"Sherry with the soup? Yes... oh, by the way, the same procedure as last year, Miss Sophie?"
"Same procedure as every year, James."
This recipe comes from the Gluten-Free Goddess. If you are looking for vegan recipes, she is a good source. Her blog is organized with a capital O. I love her. I am determined to make her gluten-free bread. So far, I am not getting just the right mix for my climate and oven. But stay tuned. I'm ready for a sandwich. Can't have a sandwich, a real one, without a good gluten-free light, airy bread. She tells me that I have to throw out everything I ever knew about baking. Since I know very little about the science of baking, it cleared out little space in my brain. Here is Mulligatawny Soup from Karina Allrich:
This first time I made Mulligatawny Soup it was a novelty. 1979 it was. One and Two were just 3 and 5 years old. I can't remember if they raved about it, I suspect not, but I had fun making it. Whoever heard of apples in a soup? I was intrigued. The 1979 recipe came from a calendar my sister had given me for Christmas. It had a chicken base and different vegetables and spices, but similar. The little note on the calendar about the soup said it is a recipe the British and Scottish soldiers, who had been serving in India, brought home to their own homeland. I'm sure Curry was an adventure for them.

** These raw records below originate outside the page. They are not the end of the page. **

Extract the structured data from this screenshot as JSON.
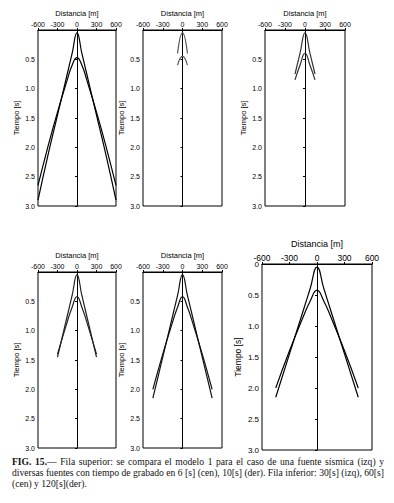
{
  "chart_data": [
    {
      "type": "line",
      "xlabel": "Distancia [m]",
      "ylabel": "Tiempo [s]",
      "xlim": [
        -600,
        600
      ],
      "xticks": [
        -600,
        -300,
        0,
        300,
        600
      ],
      "ylim": [
        0,
        3.0
      ],
      "yticks": [
        0.5,
        {
          "value": 1,
          "label": "1.0"
        },
        1.5,
        {
          "value": 2,
          "label": "2.0"
        },
        2.5,
        {
          "value": 3,
          "label": "3.0"
        }
      ],
      "x": [
        -600,
        -450,
        -300,
        -150,
        -75,
        0,
        75,
        150,
        300,
        450,
        600
      ],
      "series": [
        {
          "color": "#000000",
          "values": [
            2.9,
            2.15,
            1.45,
            0.75,
            0.4,
            0.05,
            0.4,
            0.75,
            1.45,
            2.15,
            2.9
          ]
        },
        {
          "color": "#000000",
          "values": [
            2.65,
            2.0,
            1.4,
            0.85,
            0.6,
            0.47,
            0.6,
            0.85,
            1.4,
            2.0,
            2.65
          ]
        }
      ]
    },
    {
      "type": "line",
      "xlabel": "Distancia [m]",
      "ylabel": "Tiempo [s]",
      "xlim": [
        -600,
        600
      ],
      "xticks": [
        -600,
        -300,
        0,
        300,
        600
      ],
      "ylim": [
        0,
        3.0
      ],
      "yticks": [
        0.5,
        {
          "value": 1,
          "label": "1.0"
        },
        1.5,
        {
          "value": 2,
          "label": "2.0"
        },
        2.5,
        {
          "value": 3,
          "label": "3.0"
        }
      ],
      "x": [
        -600,
        -450,
        -300,
        -150,
        -75,
        0,
        75,
        150,
        300,
        450,
        600
      ],
      "series": [
        {
          "color": "#555555",
          "values": [
            null,
            null,
            null,
            null,
            0.4,
            0.05,
            0.4,
            null,
            null,
            null,
            null
          ]
        },
        {
          "color": "#555555",
          "values": [
            null,
            null,
            null,
            null,
            0.6,
            0.45,
            0.6,
            null,
            null,
            null,
            null
          ]
        }
      ]
    },
    {
      "type": "line",
      "xlabel": "Distancia [m]",
      "ylabel": "Tiempo [s]",
      "xlim": [
        -600,
        600
      ],
      "xticks": [
        -600,
        -300,
        0,
        300,
        600
      ],
      "ylim": [
        0,
        3.0
      ],
      "yticks": [
        0.5,
        {
          "value": 1,
          "label": "1.0"
        },
        1.5,
        {
          "value": 2,
          "label": "2.0"
        },
        2.5,
        {
          "value": 3,
          "label": "3.0"
        }
      ],
      "x": [
        -600,
        -450,
        -300,
        -150,
        -75,
        0,
        75,
        150,
        300,
        450,
        600
      ],
      "series": [
        {
          "color": "#333333",
          "values": [
            null,
            null,
            null,
            0.75,
            0.4,
            0.05,
            0.4,
            0.75,
            null,
            null,
            null
          ]
        },
        {
          "color": "#333333",
          "values": [
            null,
            null,
            null,
            0.85,
            0.6,
            0.4,
            0.6,
            0.85,
            null,
            null,
            null
          ]
        }
      ]
    },
    {
      "type": "line",
      "xlabel": "Distancia [m]",
      "ylabel": "Tiempo [s]",
      "xlim": [
        -600,
        600
      ],
      "xticks": [
        -600,
        -300,
        0,
        300,
        600
      ],
      "ylim": [
        0,
        3.0
      ],
      "yticks": [
        0.5,
        {
          "value": 1,
          "label": "1.0"
        },
        1.5,
        {
          "value": 2,
          "label": "2.0"
        },
        2.5,
        {
          "value": 3,
          "label": "3.0"
        }
      ],
      "x": [
        -600,
        -450,
        -300,
        -150,
        -75,
        0,
        75,
        150,
        300,
        450,
        600
      ],
      "series": [
        {
          "color": "#222222",
          "values": [
            null,
            null,
            1.45,
            0.75,
            0.4,
            0.05,
            0.4,
            0.75,
            1.45,
            null,
            null
          ]
        },
        {
          "color": "#222222",
          "values": [
            null,
            null,
            1.4,
            0.85,
            0.6,
            0.42,
            0.6,
            0.85,
            1.4,
            null,
            null
          ]
        }
      ]
    },
    {
      "type": "line",
      "xlabel": "Distancia [m]",
      "ylabel": "Tiempo [s]",
      "xlim": [
        -600,
        600
      ],
      "xticks": [
        -600,
        -300,
        0,
        300,
        600
      ],
      "ylim": [
        0,
        3.0
      ],
      "yticks": [
        0.5,
        {
          "value": 1,
          "label": "1.0"
        },
        1.5,
        {
          "value": 2,
          "label": "2.0"
        },
        2.5,
        {
          "value": 3,
          "label": "3.0"
        }
      ],
      "x": [
        -600,
        -450,
        -300,
        -150,
        -75,
        0,
        75,
        150,
        300,
        450,
        600
      ],
      "series": [
        {
          "color": "#111111",
          "values": [
            null,
            2.15,
            1.45,
            0.75,
            0.4,
            0.05,
            0.4,
            0.75,
            1.45,
            2.15,
            null
          ]
        },
        {
          "color": "#111111",
          "values": [
            null,
            2.0,
            1.4,
            0.85,
            0.6,
            0.42,
            0.6,
            0.85,
            1.4,
            2.0,
            null
          ]
        }
      ]
    },
    {
      "type": "line",
      "xlabel": "Distancia [m]",
      "ylabel": "Tiempo [s]",
      "xlim": [
        -600,
        600
      ],
      "xticks": [
        -600,
        -300,
        0,
        300,
        600
      ],
      "ylim": [
        0,
        3.0
      ],
      "yticks": [
        0,
        0.5,
        {
          "value": 1,
          "label": "1.0"
        },
        1.5,
        {
          "value": 2,
          "label": "2.0"
        },
        2.5,
        {
          "value": 3,
          "label": "3.0"
        }
      ],
      "x": [
        -600,
        -450,
        -300,
        -150,
        -75,
        0,
        75,
        150,
        300,
        450,
        600
      ],
      "series": [
        {
          "color": "#000000",
          "values": [
            null,
            2.15,
            1.45,
            0.75,
            0.4,
            0.05,
            0.4,
            0.75,
            1.45,
            2.15,
            null
          ]
        },
        {
          "color": "#000000",
          "values": [
            null,
            2.0,
            1.4,
            0.85,
            0.6,
            0.42,
            0.6,
            0.85,
            1.4,
            2.0,
            null
          ]
        }
      ]
    }
  ],
  "caption": {
    "label": "FIG. 15.—",
    "text": "Fila superior: se compara el modelo 1 para el caso de una fuente sísmica (izq) y diversas fuentes con tiempo de grabado en 6 [s] (cen), 10[s] (der). Fila inferior: 30[s] (izq), 60[s] (cen) y 120[s](der)."
  }
}
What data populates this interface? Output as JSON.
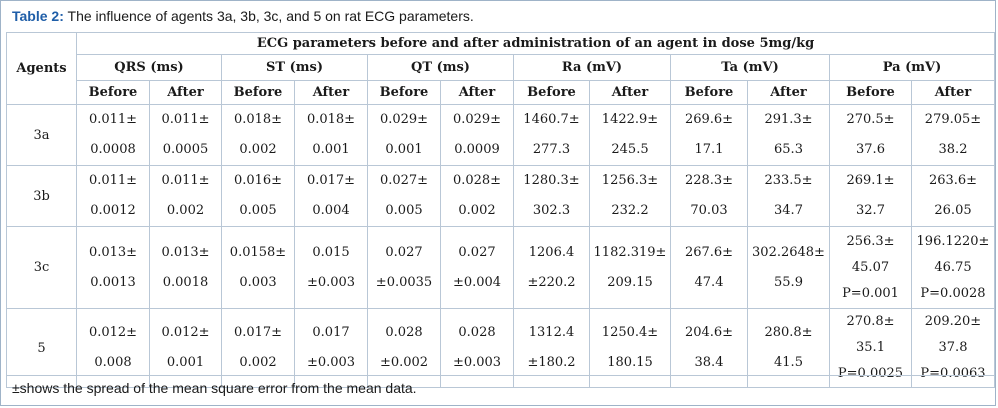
{
  "caption": {
    "label": "Table 2:",
    "text": " The influence of agents 3a, 3b, 3c, and 5 on rat ECG parameters."
  },
  "header": {
    "agents": "Agents",
    "group": "ECG parameters before and after administration of an agent in dose 5mg/kg",
    "params": [
      "QRS (ms)",
      "ST (ms)",
      "QT (ms)",
      "Ra (mV)",
      "Ta (mV)",
      "Pa (mV)"
    ],
    "before": "Before",
    "after": "After"
  },
  "rows": [
    {
      "agent": "3a",
      "cells": [
        [
          "0.011±",
          "0.0008"
        ],
        [
          "0.011±",
          "0.0005"
        ],
        [
          "0.018±",
          "0.002"
        ],
        [
          "0.018±",
          "0.001"
        ],
        [
          "0.029±",
          "0.001"
        ],
        [
          "0.029±",
          "0.0009"
        ],
        [
          "1460.7±",
          "277.3"
        ],
        [
          "1422.9±",
          "245.5"
        ],
        [
          "269.6±",
          "17.1"
        ],
        [
          "291.3±",
          "65.3"
        ],
        [
          "270.5±",
          "37.6"
        ],
        [
          "279.05±",
          "38.2"
        ]
      ]
    },
    {
      "agent": "3b",
      "cells": [
        [
          "0.011±",
          "0.0012"
        ],
        [
          "0.011±",
          "0.002"
        ],
        [
          "0.016±",
          "0.005"
        ],
        [
          "0.017±",
          "0.004"
        ],
        [
          "0.027±",
          "0.005"
        ],
        [
          "0.028±",
          "0.002"
        ],
        [
          "1280.3±",
          "302.3"
        ],
        [
          "1256.3±",
          "232.2"
        ],
        [
          "228.3±",
          "70.03"
        ],
        [
          "233.5±",
          "34.7"
        ],
        [
          "269.1±",
          "32.7"
        ],
        [
          "263.6±",
          "26.05"
        ]
      ]
    },
    {
      "agent": "3c",
      "cells": [
        [
          "0.013±",
          "0.0013"
        ],
        [
          "0.013±",
          "0.0018"
        ],
        [
          "0.0158±",
          "0.003"
        ],
        [
          "0.015",
          "±0.003"
        ],
        [
          "0.027",
          "±0.0035"
        ],
        [
          "0.027",
          "±0.004"
        ],
        [
          "1206.4",
          "±220.2"
        ],
        [
          "1182.319±",
          "209.15"
        ],
        [
          "267.6±",
          "47.4"
        ],
        [
          "302.2648±",
          "55.9"
        ],
        [
          "256.3±",
          "45.07",
          "P=0.001"
        ],
        [
          "196.1220±",
          "46.75",
          "P=0.0028"
        ]
      ]
    },
    {
      "agent": "5",
      "cells": [
        [
          "0.012±",
          "0.008"
        ],
        [
          "0.012±",
          "0.001"
        ],
        [
          "0.017±",
          "0.002"
        ],
        [
          "0.017",
          "±0.003"
        ],
        [
          "0.028",
          "±0.002"
        ],
        [
          "0.028",
          "±0.003"
        ],
        [
          "1312.4",
          "±180.2"
        ],
        [
          "1250.4±",
          "180.15"
        ],
        [
          "204.6±",
          "38.4"
        ],
        [
          "280.8±",
          "41.5"
        ],
        [
          "270.8±",
          "35.1",
          "P=0.0025"
        ],
        [
          "209.20±",
          "37.8",
          "P=0.0063"
        ]
      ]
    }
  ],
  "footnote": "±shows the spread of the mean square error from the mean data."
}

A note: if you watch the food network you know that Rachel Ray always has a waste bowl handy. This is a good time to think about that. I have a compost bin and today's recipe made a nice contribution of veggie scrapes for the bin. And take Alton Brown's advice and read through the recipe and gather EVERYTHING before you start. It is common sense I suppose, but I have to remind myself everyday that that little effort makes all the difference.
3 Tbls olive oil
2-3 tsp curry power
1 tsp cumin
1/4-1/2 tsp cayenne pepper
1 med sweet onion, peeled, diced
5 cloves garlic
2 med carrots, scrubbed and diced
1 cup cauliflower florets, chopped
2 large Granny Smith apples, peeled, cored and diced
1 med sweet potato, peeled and diced
2 heaping Cups thinly shredded cabbage
1 qt vegetable broth
14 oz can tomatoes with juice
14 oz can chick peas, drained
salt to taste
14 oz can coconut milk, stirred
juice of 1 med lime
1 tsp agave nectar or brown sugar
Get everything ready. Measure the spices, do all the chopping and can opening in advance and the whole thing is a breeze to make. The Coconut milk and the lime and the sugar are added after the vegetables are tender. Think about a garnish. This soup is not beautiful. I curled some carrot and added a bit of parsley for aesthetics.
Heat the olive oil over medium high heat in a 4 quart pot. Add the curry, cumin and cayenne and stir for 1 minute. Savor the fragrance.
Add the onion, garlic, carrots, cauliflower, apples, sweet potato and cabbage, and saute until softened, 7 to 10 minutes. Stir in the broth, tomatoes and chick peas; season with salt as needed. Bring to a boil and reduce heat, cover and simmer the soup, stirring occasionally, until vegetables are tender, about 20 to 30 minutes.
Add the coconut milk, lime juice and sugar. Stir well. Taste for seasoning adjustments. (NO double dipping with the tasting spoon.) Heat through gently; don't boil.
This is my note. The soup needs garnishing to appeal to your guests. And in spite of all those vegetables, I felt that it wouldn't be right to serve without a salad. Something green. And after curry, a fresh pear for dessert would be nice, to clean the palette.